Литмир - Электронная Библиотека
Содержание  
A
A

Вместе с серьезными предложениями Ягужинский писал императрице (23 декабря): «Посылаю вашему императорскому величеству для забавы пророчества польские на несколько в предыдущие лета, в которых пророчествуют быть на королевстве из народу северного; ежели бы то могло статься — не худо бы было!» Это пророчество на 1729 год: «Год сей страшен и ужасен в Польше видим будет, понеже приидут от востока, запада и севера монархи, где с обидою людей пребывание свое возымеют, и не един там восплачется, и польские знатнейшие дамы и отцы и с матерьми своими всячески в тесных местах укоиватись (иметь прибежище, успокоиваться) будут, ожидая себе помощи от другой области, которую хотя они и получат, однако ж от оной мужья, жены и дети в великом утеснении пребудут, а потом полунощный король на престоле польском сядет и государствовать будет, так что никто его до страшного суда не опровергнет. Сверх того духовные тамошние персоны всякие свои прибытки и доходы потеряют, и уже не в силах своих, но токмо по милости королевской жити имеют».

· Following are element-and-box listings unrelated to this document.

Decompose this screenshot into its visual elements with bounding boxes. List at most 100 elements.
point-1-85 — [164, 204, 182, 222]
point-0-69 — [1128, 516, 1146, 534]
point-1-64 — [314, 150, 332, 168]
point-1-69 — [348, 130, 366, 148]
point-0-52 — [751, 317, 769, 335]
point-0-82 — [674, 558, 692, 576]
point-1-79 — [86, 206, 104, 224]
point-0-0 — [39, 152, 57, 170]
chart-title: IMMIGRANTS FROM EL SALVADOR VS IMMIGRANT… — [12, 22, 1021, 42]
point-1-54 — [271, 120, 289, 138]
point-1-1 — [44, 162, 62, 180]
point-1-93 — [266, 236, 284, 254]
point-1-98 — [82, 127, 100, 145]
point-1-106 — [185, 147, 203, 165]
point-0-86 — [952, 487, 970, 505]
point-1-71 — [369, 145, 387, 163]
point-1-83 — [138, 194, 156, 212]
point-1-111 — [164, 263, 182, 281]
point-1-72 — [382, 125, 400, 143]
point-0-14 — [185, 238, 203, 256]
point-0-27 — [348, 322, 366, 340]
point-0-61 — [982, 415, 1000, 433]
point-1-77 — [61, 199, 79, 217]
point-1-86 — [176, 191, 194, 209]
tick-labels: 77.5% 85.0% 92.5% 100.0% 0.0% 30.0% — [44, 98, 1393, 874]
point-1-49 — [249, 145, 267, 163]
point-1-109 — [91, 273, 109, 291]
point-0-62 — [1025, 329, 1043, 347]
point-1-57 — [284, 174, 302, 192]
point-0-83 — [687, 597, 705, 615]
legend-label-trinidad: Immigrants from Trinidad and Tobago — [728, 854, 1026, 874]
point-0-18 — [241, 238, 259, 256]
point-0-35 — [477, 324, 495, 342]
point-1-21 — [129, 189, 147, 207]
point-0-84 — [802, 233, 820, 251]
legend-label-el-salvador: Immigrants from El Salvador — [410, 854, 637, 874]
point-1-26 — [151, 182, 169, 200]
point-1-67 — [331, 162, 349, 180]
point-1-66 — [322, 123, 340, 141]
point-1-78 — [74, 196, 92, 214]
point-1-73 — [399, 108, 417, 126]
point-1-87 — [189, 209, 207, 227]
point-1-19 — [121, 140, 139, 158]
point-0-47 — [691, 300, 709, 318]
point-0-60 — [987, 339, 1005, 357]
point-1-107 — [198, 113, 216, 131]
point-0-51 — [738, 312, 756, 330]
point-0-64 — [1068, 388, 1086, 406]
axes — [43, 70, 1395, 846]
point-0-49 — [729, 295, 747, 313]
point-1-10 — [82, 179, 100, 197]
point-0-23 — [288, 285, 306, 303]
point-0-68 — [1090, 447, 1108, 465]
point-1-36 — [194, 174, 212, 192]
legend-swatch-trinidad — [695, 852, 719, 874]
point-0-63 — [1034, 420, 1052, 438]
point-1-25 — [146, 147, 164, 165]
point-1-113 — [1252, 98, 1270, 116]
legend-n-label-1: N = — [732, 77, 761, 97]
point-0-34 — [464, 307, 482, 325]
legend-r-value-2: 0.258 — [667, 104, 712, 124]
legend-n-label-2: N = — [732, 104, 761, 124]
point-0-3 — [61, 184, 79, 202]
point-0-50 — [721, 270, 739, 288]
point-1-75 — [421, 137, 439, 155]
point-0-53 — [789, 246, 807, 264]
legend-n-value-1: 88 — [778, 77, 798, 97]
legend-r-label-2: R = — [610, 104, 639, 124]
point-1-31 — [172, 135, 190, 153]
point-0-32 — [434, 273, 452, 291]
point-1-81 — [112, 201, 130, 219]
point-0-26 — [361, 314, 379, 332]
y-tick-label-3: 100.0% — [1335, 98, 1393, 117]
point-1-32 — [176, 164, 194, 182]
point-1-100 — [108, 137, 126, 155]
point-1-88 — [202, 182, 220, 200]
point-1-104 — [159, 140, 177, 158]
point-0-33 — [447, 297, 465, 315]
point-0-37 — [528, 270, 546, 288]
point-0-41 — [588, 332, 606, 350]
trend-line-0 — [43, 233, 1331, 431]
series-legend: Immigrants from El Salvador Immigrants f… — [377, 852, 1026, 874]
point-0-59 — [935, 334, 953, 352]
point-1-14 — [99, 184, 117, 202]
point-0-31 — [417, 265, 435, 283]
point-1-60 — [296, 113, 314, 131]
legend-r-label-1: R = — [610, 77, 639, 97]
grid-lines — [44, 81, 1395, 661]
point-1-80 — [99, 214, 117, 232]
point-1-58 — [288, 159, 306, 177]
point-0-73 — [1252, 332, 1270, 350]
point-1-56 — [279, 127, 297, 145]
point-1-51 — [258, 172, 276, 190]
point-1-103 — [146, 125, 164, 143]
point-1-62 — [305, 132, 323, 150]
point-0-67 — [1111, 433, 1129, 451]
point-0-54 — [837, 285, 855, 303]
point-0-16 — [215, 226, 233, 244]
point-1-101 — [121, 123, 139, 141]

Но не пророчества и даже не курляндское дело особенно занимали Ягужинского: его беспокоила постоянная уступка короля сейму насчет Морица; он видел, что главная цель королевской партии состояла в том, чтобы привесть сейм к утверждению прежних договоров с австрийским двором; цель не вполне была достигнута, потому что сейм дозволил только вступить в конференцию с австрийским послом и результаты ее предложить на будущем сейме. Но что всего хуже было для России, это стремление короля сблизиться с Швецией. На сейме предложено было о вступлении с Швецией в конференции; многие закричали: згода! Другие начали представлять, что хотя они всегда желают быть в доброй дружбе со Швецией, но в Польше нет министра от шведского двора, и потому они не могут понять, откуда могло явиться такое предложение. На этом дело остановилось, и пошли слухи, что короли польский и шведский имеют между собой конфидентную корреспонденцию. Ягужинский был уверен, что тут посредником служит литовский подскарбий Понятовский, который во время Северной войны держался шведской стороны. Эти подозрения подтвердились для Ягужинского тем, что, по его заключению, король не оказывал склонности к России. Раза два при удобных случаях он зондировал Августа II, куда в курляндском деле намерение его клонится и как в том поступать впредь мыслит? Ответ был один: «Не могу я в этом ничего ни делать, ни советовать, потому что как скоро поляки увидят мое желание, то не миновать конфедерации; а если бы Морицу с русской стороны помогали, тому я был бы рад и, сколько возможно, в том под рукою помогал». Ягужинскому хотелось большей откровенности со стороны короля, но он не мог ее добиться, а генерал Флюг по дружбе за секрет сообщил ему, что король, разговаривая однажды о России, выразился: «Ich traue den Russen nicht» (русским я не доверяю).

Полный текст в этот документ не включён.